— Всего процент, пап, — отвлекаюсь, покручивая в пальцах карандаш.
Этот карандаш выпал вчера из сумки Елизаветы. Когда поднимал её вещи, на автомате сунул в карман, а утром вспомнил.
Обычный, аккуратно заточенный, хоть и исписанный почти наполовину.
Ювелирка, да?
Меня вчера молнией прошило, когда увидел огромные глазах ужас в них. Бил мудилу, вкладывая всю ненависть. Уродов, способных насильно брать девчонок, я бы топил в бочках с кислотой или определял на пожизненное. Но эти мысли надлежит оставить при себе, ограничившись избитой рожей свинообразного препода.
Надо, кстати, заехать в пед, чтобы лично проконтролировать увольнение борова.

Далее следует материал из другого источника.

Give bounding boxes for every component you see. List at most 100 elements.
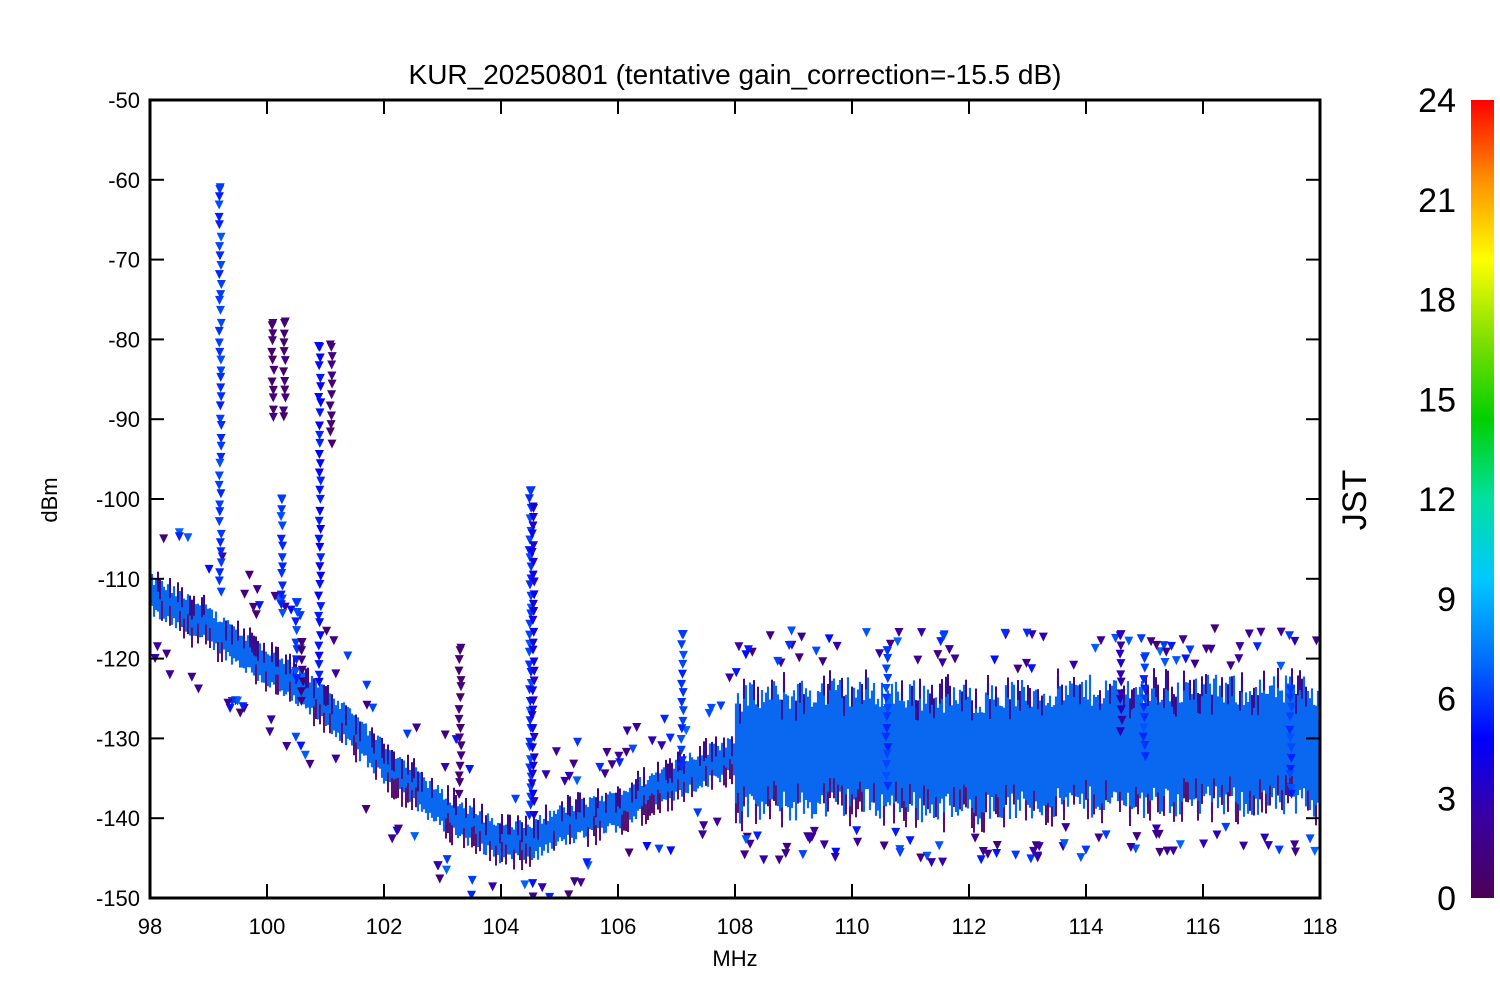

Уверен, стоит копнуть глубже, и всплывёт не один эпизод с его именем. Жаль, я вчера не запомнил девчонок, которые смеялись над Лизой. Они-то явно догадывались про исход сдачи зачёта… или что она там вчера сдавала? Я даже не спросил, стараясь держать дистанцию и не напугать.
— Процент? Процент?
Подумать явно сегодня не получится. Батя психует, и я прекрасно знаю о причине нервов.
Ещё вчера главный соперник шёл с ним наравне, но уже сегодня обошёл и продолжает набирать популярность вместе с многочисленными видео, опубликованными в соцсетях и местных телеканалах.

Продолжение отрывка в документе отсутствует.